A hard-working Mexican immigrant was struck and killed by a ruthless hit-and-run driver near a Brooklyn intersection last week — leaving the man dead the same way his father did four decades earlier.
According to the NYPD, Felix Mendez, 49, of Lafayette Avenue, was walking through the intersection of Lafayette and Bedford Avenue around 3 a.m. Thursday when he was struck by a car.
Instead of stopping, police said, the driver drove north toward Bedford, leaving behind a critically injured Mendez.
He was taken to NewYork-Presbyterian Brooklyn Methodist Hospital in critical condition and was later pronounced dead.
Mendez’s 45-year-old friend and neighbor, Alejandro Flores, told The Post that his friend died in the same manner as his father, who was killed in a hit-and-run in Mexico 40 years ago.
“His father was riding a bike and died due to drunk driving,” Flores said of Mendez, who was just 8 years old at the time. “Somebody came to her house and said to her mother, ‘Your husband has died on the road.’
“He always remembered that,” Flores added. “Now it’s the same for him. It is very sad.”
The victim’s 40-year-old nephew, Francisco Mendez, said he had already told his uncle’s four siblings, who live in Mexico, and his son, Leonardo, who lives in California, about her passing.
“Leonardo, he is 22 years old. He started crying. He can’t talk, he’s crying,” said Francisco Mendez. “They talked very regularly. They never went more than two weeks apart. They’re very close. Felix died a long time ago (from the mother). They were separated, but he always takes care of his son.
Flores said he and Felix Méndez became close while working at a restaurant on Broad Street in the late 2000s — “I gave him that job, we were the only Mexicans here,” he said.
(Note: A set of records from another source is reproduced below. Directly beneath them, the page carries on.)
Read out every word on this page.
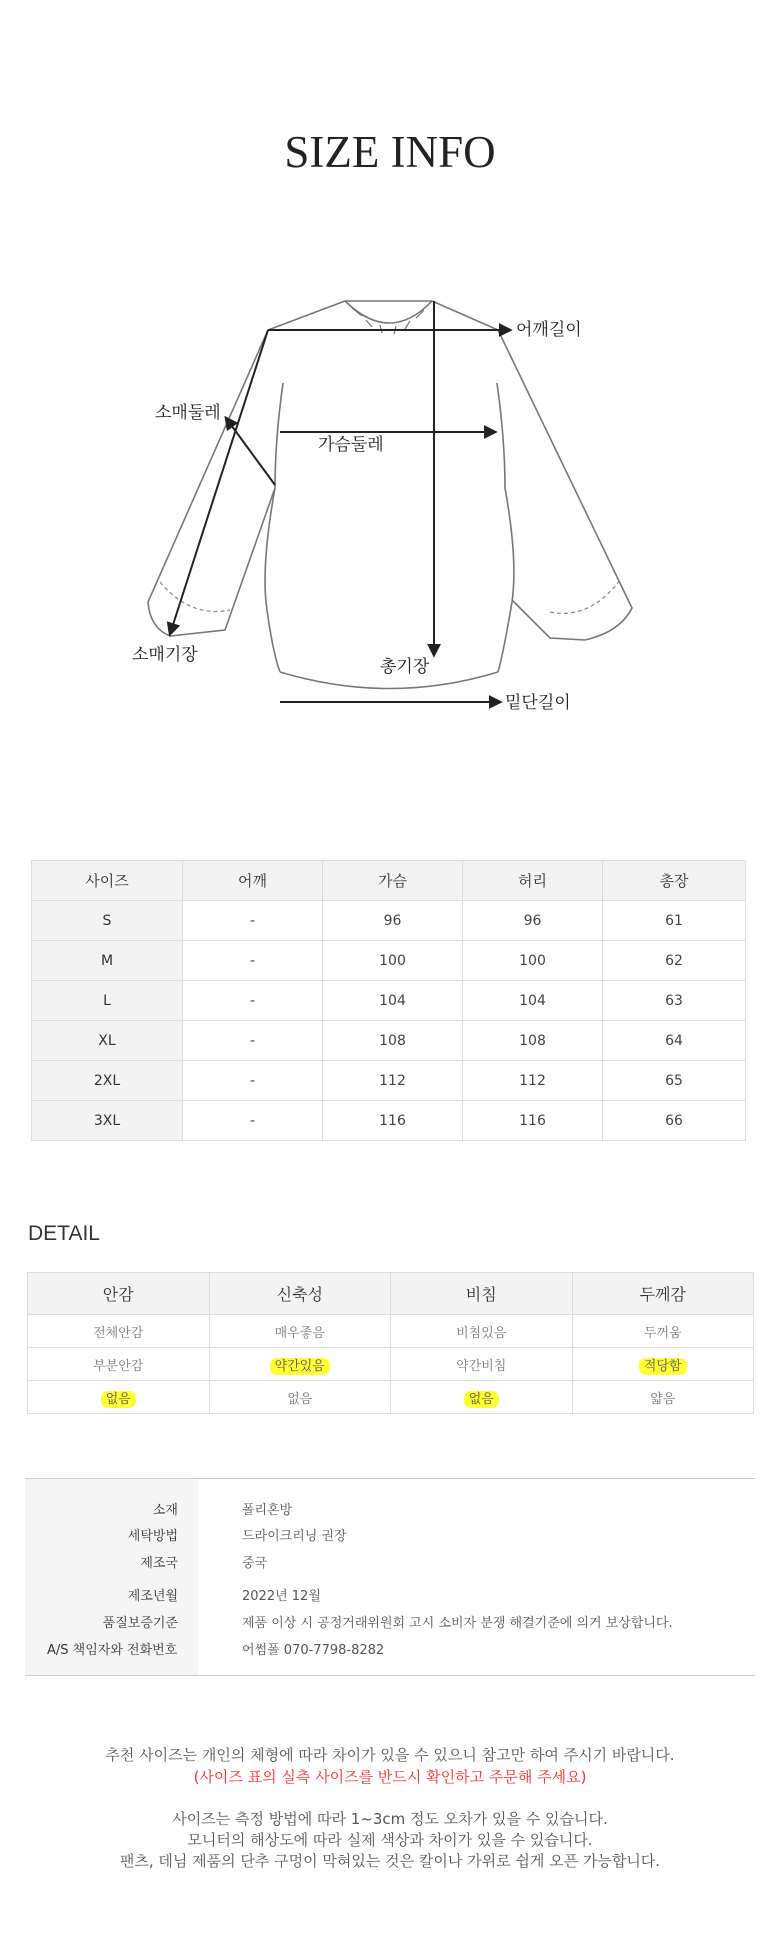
SIZE INFO
어깨길이
소매둘레
가슴둘레
소매기장
총기장
밑단길이
사이즈	어깨	가슴	허리	총장
S	-	96	96	61
M	-	100	100	62
L	-	104	104	63
XL	-	108	108	64
2XL	-	112	112	65
3XL	-	116	116	66
DETAIL
안감	신축성	비침	두께감
전체안감	매우좋음	비침있음	두꺼움
부분안감	약간있음	약간비침	적당함
없음	없음	없음	얇음
소재	폴리혼방
세탁방법	드라이크리닝 권장
제조국	중국
제조년월	2022년 12월
품질보증기준	제품 이상 시 공정거래위원회 고시 소비자 분쟁 해결기준에 의거 보상합니다.
A/S 책임자와 전화번호	어썸폴 070-7798-8282
추천 사이즈는 개인의 체형에 따라 차이가 있을 수 있으니 참고만 하여 주시기 바랍니다.
(사이즈 표의 실측 사이즈를 반드시 확인하고 주문해 주세요)
사이즈는 측정 방법에 따라 1~3cm 정도 오차가 있을 수 있습니다.
모니터의 해상도에 따라 실제 색상과 차이가 있을 수 있습니다.
팬츠, 데님 제품의 단추 구멍이 막혀있는 것은 칼이나 가위로 쉽게 오픈 가능합니다.
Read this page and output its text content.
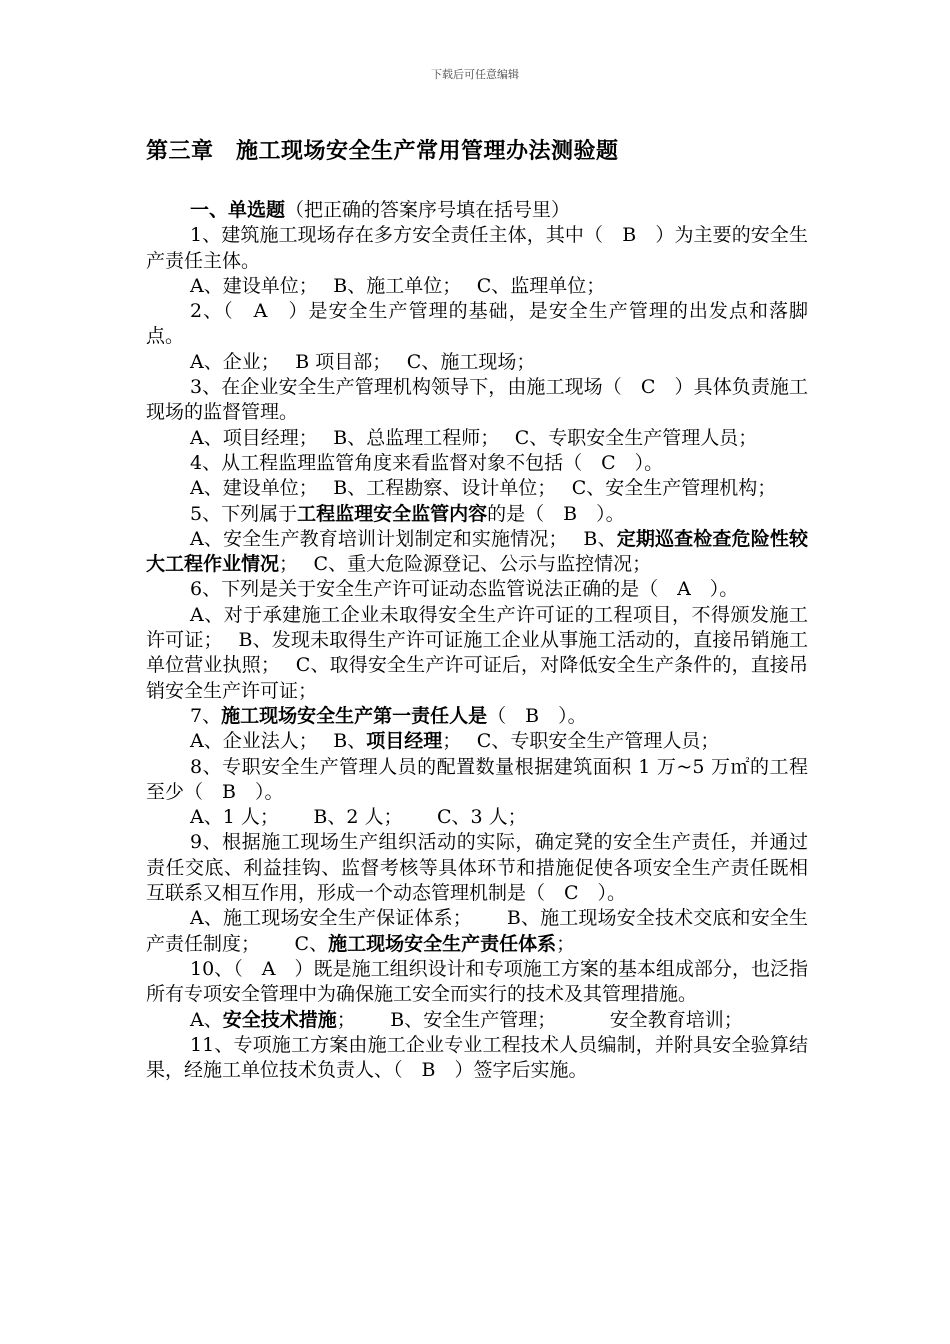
下载后可任意编辑
第三章　施工现场安全生产常用管理办法测验题

一、单选题（把正确的答案序号填在括号里）

1、建筑施工现场存在多方安全责任主体，其中（　B　）为主要的安全生产责任主体。

A、建设单位；　 B、施工单位；　 C、监理单位；

2、（　A　）是安全生产管理的基础，是安全生产管理的出发点和落脚点。

A、企业；　 B 项目部；　 C、施工现场；

3、在企业安全生产管理机构领导下，由施工现场（　C　）具体负责施工现场的监督管理。

A、项目经理；　 B、总监理工程师；　 C、专职安全生产管理人员；

4、从工程监理监管角度来看监督对象不包括（　C　）。

A、建设单位；　 B、工程勘察、设计单位；　 C、安全生产管理机构；

5、下列属于工程监理安全监管内容的是（　B　）。

A、安全生产教育培训计划制定和实施情况；　 B、定期巡查检查危险性较大工程作业情况；　 C、重大危险源登记、公示与监控情况；

6、下列是关于安全生产许可证动态监管说法正确的是（　A　）。

A、对于承建施工企业未取得安全生产许可证的工程项目，不得颁发施工许可证；　 B、发现未取得生产许可证施工企业从事施工活动的，直接吊销施工单位营业执照；　 C、取得安全生产许可证后，对降低安全生产条件的，直接吊销安全生产许可证；

7、施工现场安全生产第一责任人是（　B　）。

A、企业法人；　 B、项目经理；　 C、专职安全生产管理人员；

8、专职安全生产管理人员的配置数量根据建筑面积 1 万~5 万㎡的工程至少（　B　）。

A、1 人；　　 B、2 人；　　 C、3 人；

9、根据施工现场生产组织活动的实际，确定凳的安全生产责任，并通过责任交底、利益挂钩、监督考核等具体环节和措施促使各项安全生产责任既相互联系又相互作用，形成一个动态管理机制是（　C　）。

A、施工现场安全生产保证体系；　　 B、施工现场安全技术交底和安全生产责任制度；　　 C、施工现场安全生产责任体系；

10、（　A　）既是施工组织设计和专项施工方案的基本组成部分，也泛指所有专项安全管理中为确保施工安全而实行的技术及其管理措施。

A、安全技术措施；　　 B、安全生产管理；　　　 安全教育培训；

11、专项施工方案由施工企业专业工程技术人员编制，并附具安全验算结果，经施工单位技术负责人、（　B　）签字后实施。
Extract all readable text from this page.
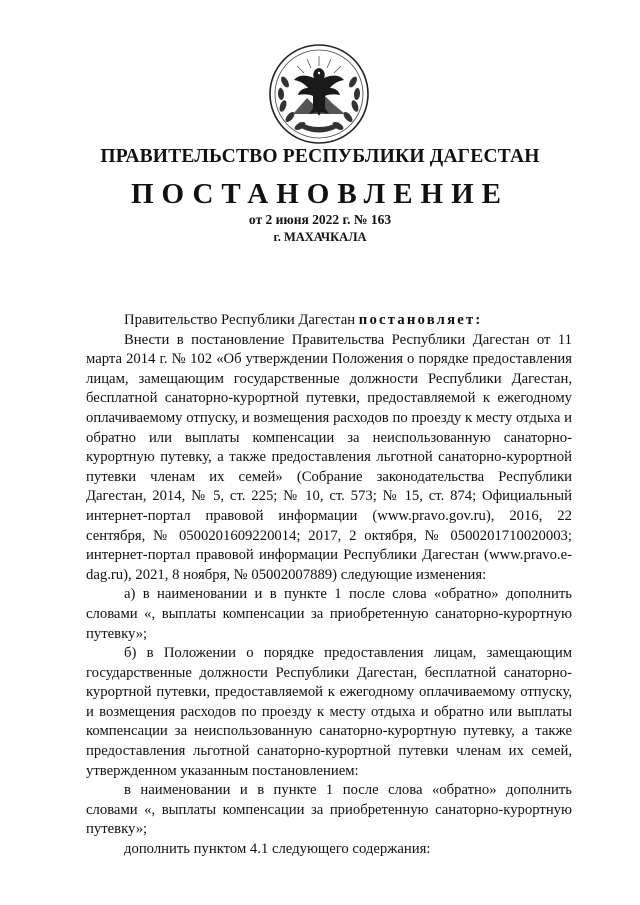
ПРАВИТЕЛЬСТВО РЕСПУБЛИКИ ДАГЕСТАН
ПОСТАНОВЛЕНИЕ
от 2 июня 2022 г. № 163
г. МАХАЧКАЛА

Правительство Республики Дагестан постановляет:

Внести в постановление Правительства Республики Дагестан от 11 марта 2014 г. № 102 «Об утверждении Положения о порядке предоставления лицам, замещающим государственные должности Республики Дагестан, бесплатной санаторно-курортной путевки, предоставляемой к ежегодному оплачиваемому отпуску, и возмещения расходов по проезду к месту отдыха и обратно или выплаты компенсации за неиспользованную санаторно-курортную путевку, а также предоставления льготной санаторно-курортной путевки членам их семей» (Собрание законодательства Республики Дагестан, 2014, № 5, ст. 225; № 10, ст. 573; № 15, ст. 874; Официальный интернет-портал правовой информации (www.pravo.gov.ru), 2016, 22 сентября, № 0500201609220014; 2017, 2 октября, № 0500201710020003; интернет-портал правовой информации Республики Дагестан (www.pravo.e-dag.ru), 2021, 8 ноября, № 05002007889) следующие изменения:

а) в наименовании и в пункте 1 после слова «обратно» дополнить словами «, выплаты компенсации за приобретенную санаторно-курортную путевку»;

б) в Положении о порядке предоставления лицам, замещающим государственные должности Республики Дагестан, бесплатной санаторно-курортной путевки, предоставляемой к ежегодному оплачиваемому отпуску, и возмещения расходов по проезду к месту отдыха и обратно или выплаты компенсации за неиспользованную санаторно-курортную путевку, а также предоставления льготной санаторно-курортной путевки членам их семей, утвержденном указанным постановлением:

в наименовании и в пункте 1 после слова «обратно» дополнить словами «, выплаты компенсации за приобретенную санаторно-курортную путевку»;

дополнить пунктом 4.1 следующего содержания:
Felix Mendez, who came to the United States around 1999, was raising money to build a house in Puebla, Mexico, on which he had been working for the past three years.
Ultimately, Flores said, he wanted to go back to Mexico and become a pig farmer. But work was going slowly, as Félix Méndez was often withdrawing money to send his son out west.
“Everybody’s dream is to do this: make money and create for themselves,” Flores said. “And he did it! The only delay he had was the money he was sending to his son. …He stopped building the house only when he had to send this money.”
Flores remembered Felix Mendez as an incredibly hard worker who spent many long hours and late nights at his two restaurant jobs.
But he also tried to keep himself fit and hit the track three days a week, no matter what he was doing the night before.
Flores said, “Felix worked very, very hard – he never stopped working.” “Even after working late at night, he would wake up at 7 in the morning and run on the nearby track.”
Both hoped to one day run the New York City Marathon.
“The marathon passes right here, and every year we sit here and say, ‘We’re going to do this,'” Flores said. “But the time is coming, and we are working seven days a week and we are not getting time to train. So we’ve been saying we want to do that, but we haven’t done it.”
Nephew Francisco Mendez said they were trying to send his uncle’s body home to Puebla. But raising enough money to do so has been difficult.
“We’re just doing it through people we know, $5 here, $10 there,” he said. “It is very difficult.”